A few moments later the door opened. He went his way and I went mine. Our cells weren’t very far apart, and we could see each other from time to time in the barbershop, at the doctor’s, or at chapel on Sundays.

Dega had been caught in the scandal of the counterfeit National Defense bonds. A forger had made them in a very original way. He bleached five-hundred-franc bonds and reprinted them with the number 10,000. It was a beautiful job. Since the paper was the same, the banks accepted them without question. This had been going on for some years, and the Treasury had just about given up when one day they caught a man named Brioulet red-handed. Louis Dega was quietly minding his bar in Marseilles, where the flower of the Midi underworld gathered every night along with the world’s biggest traveling crooks.

By 1929 he was already a millionaire. One night a pretty, well-dressed girl came up to the bar. She asked for Monsieur Louis Dega.

“That’s me, madame. What can I do for you? Would you step into the next room?”

“I am Brioulet’s wife. He’s in prison in Paris for selling counterfeit bonds. I saw him in the visitors’ room at the Santé. He gave me the address of your bar and told me to come and ask you for twenty thousand francs to pay the lawyer.”

So Dega, one of the biggest crooks in France, faced with the danger of a woman’s knowing his part in the affair, said the one thing he shouldn’t have said:

“Madame, I know nothing about your husband, and if it’s money you want, go walk the streets. You’ll earn more than you need for you are very pretty.”

This was too much for the poor woman; she ran out in tears. Then she went back to Paris and told her husband. Brioulet was furious. The next day he spilled everything to the examining judge and formally accused Dega of being the man who had furnished the counterfeit bonds. A team of France’s smartest cops went after Dega. A month later Dega, the forger, the printer and eleven accomplices were arrested at the same time in different places and put behind bars. They appeared before the Assizes of the Seine and the trial lasted fourteen days. Each prisoner was defended by a top lawyer. Brioulet never retracted. The upshot was that for twenty thousand miserable francs and an idiot remark, the biggest crook in France was ruined and stuck with fifteen years at hard labor. This was the man with whom I had just signed a life-and-death pact.

… One, two, three, four, five and turn.... One, two, three, four, five and turn. For several hours I’d been pacing back and forth between the: window and the door of my cell. I smoked, I was alert, my morale was good and I felt ready for anything. I promised myself not to think about revenge for the moment.

Let’s leave the prosecutor where I left him, chained to the rings, facing me, but with no decision yet on just how I would finish him off.

Suddenly a cry, a horrible anguished cry of despair, penetrated the door of my cell. What was it? It sounded like a man being tortured. But this was no police station. No way of finding out. They shattered me, those screams in the night. What force they must have had to penetrate my padded door! No doubt someone had gone mad. It was so easy in these cells where nothing ever happened. Out loud I asked myself, “What the hell does it matter to you? Think of yourself, only of yourself and your new partner, Dega.” I bent down, straightened up, then gave myself a sharp whack on the chest. It really hurt, so everything was all right: the muscles of my arms were in good shape. What about my legs?

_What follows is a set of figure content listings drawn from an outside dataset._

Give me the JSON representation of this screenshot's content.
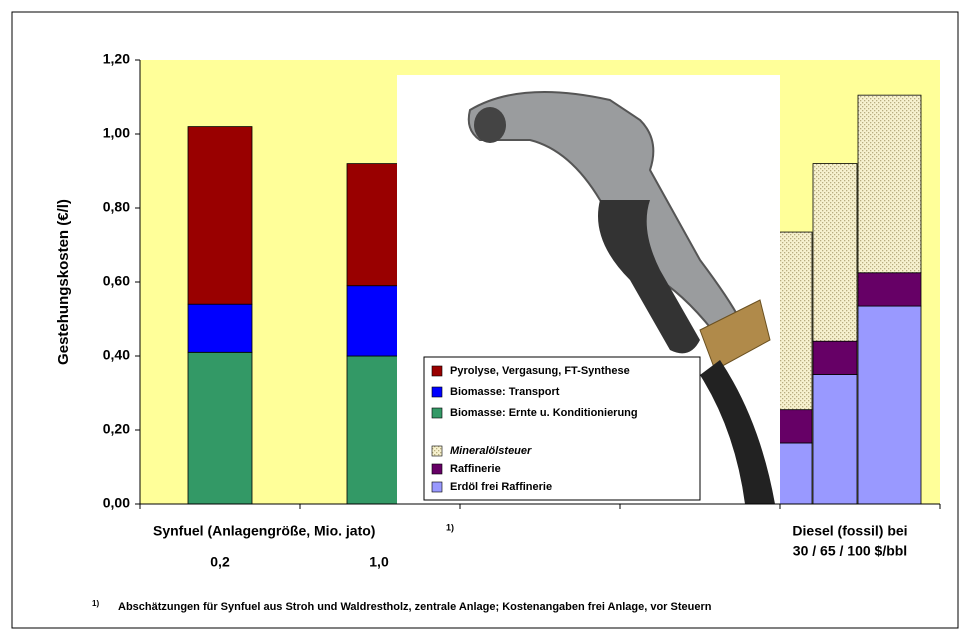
{
  "chart_data": {
    "type": "bar",
    "stacked": true,
    "y_label": "Gestehungskosten (€/l)",
    "categories": [
      "0,2",
      "1,0",
      null,
      null,
      null
    ],
    "series": [
      {
        "name": "Pyrolyse, Vergasung, FT-Synthese",
        "color": "#990000",
        "values": [
          0.48,
          0.33,
          null,
          null,
          null
        ]
      },
      {
        "name": "Biomasse: Transport",
        "color": "#0000ff",
        "values": [
          0.13,
          0.19,
          null,
          null,
          null
        ]
      },
      {
        "name": "Biomasse: Ernte u. Konditionierung",
        "color": "#339966",
        "values": [
          0.41,
          0.4,
          null,
          null,
          null
        ]
      },
      {
        "name": "Mineralölsteuer",
        "color": "#f2ecc0",
        "dotted": true,
        "italic": true,
        "values": [
          null,
          null,
          0.48,
          0.48,
          0.48
        ]
      },
      {
        "name": "Raffinerie",
        "color": "#660066",
        "values": [
          null,
          null,
          0.09,
          0.09,
          0.09
        ]
      },
      {
        "name": "Erdöl frei Raffinerie",
        "color": "#9999ff",
        "values": [
          null,
          null,
          0.165,
          0.35,
          0.535
        ]
      }
    ],
    "ylim": [
      0,
      1.2
    ],
    "yticks": [
      {
        "value": 0,
        "label": "0,00"
      },
      {
        "value": 0.2,
        "label": "0,20"
      },
      {
        "value": 0.4,
        "label": "0,40"
      },
      {
        "value": 0.6,
        "label": "0,60"
      },
      {
        "value": 0.8,
        "label": "0,80"
      },
      {
        "value": 1.0,
        "label": "1,00"
      },
      {
        "value": 1.2,
        "label": "1,20"
      }
    ],
    "grid": false,
    "group_labels": {
      "synfuel": "Synfuel (Anlagengröße, Mio. jato)",
      "synfuel_note": "1)",
      "diesel": [
        "Diesel (fossil) bei",
        "30 / 65 / 100 $/bbl"
      ]
    },
    "footnote": {
      "mark": "1)",
      "text": "Abschätzungen für Synfuel aus Stroh und Waldrestholz, zentrale Anlage; Kostenangaben frei Anlage, vor Steuern"
    }
  }
}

I should congratulate them, for I’d been walking over sixteen hours and wasn’t the least bit tired.

The Chinese invented the drop of water falling on the head. The French invented silence. They suppressed every possible distraction. No books, no paper, no pencil, the window with its thick bars completely covered with planks of wood, although a few holes let a little light through.

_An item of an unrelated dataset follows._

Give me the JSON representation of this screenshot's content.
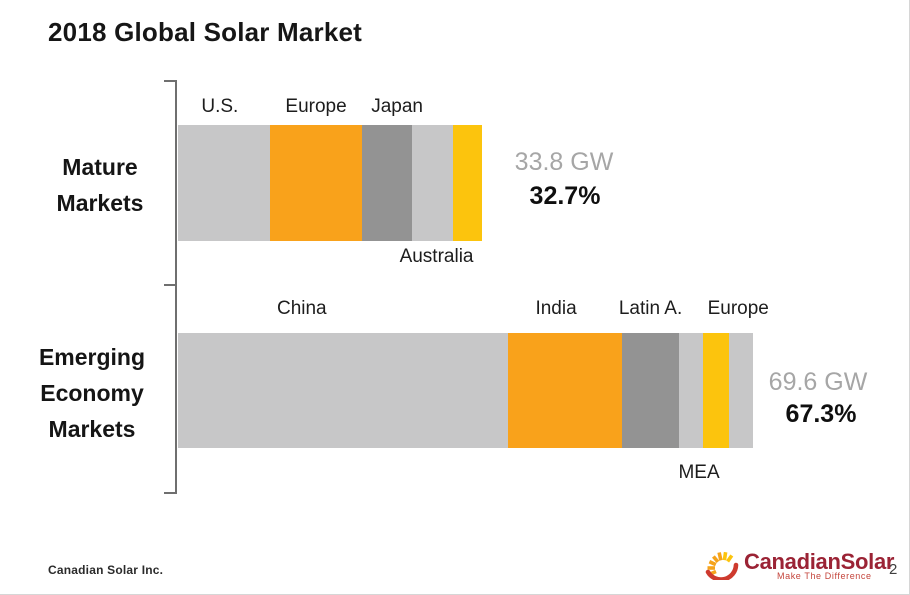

That harrowing cry left me deeply troubled. I charged around the cell like a beast in a cage. I felt I’d been abandoned, literally buried alive. I was really alone; nothing would ever reach me but screams.

The door opened. It was an old priest. You’re not alone after all. A priest is standing there, right in front of you.

“Good evening, my son. Forgive me for not coming sooner, but I was on holiday. How are you?” With no further ceremony, the kind old man came into my cell and sat down on my cot.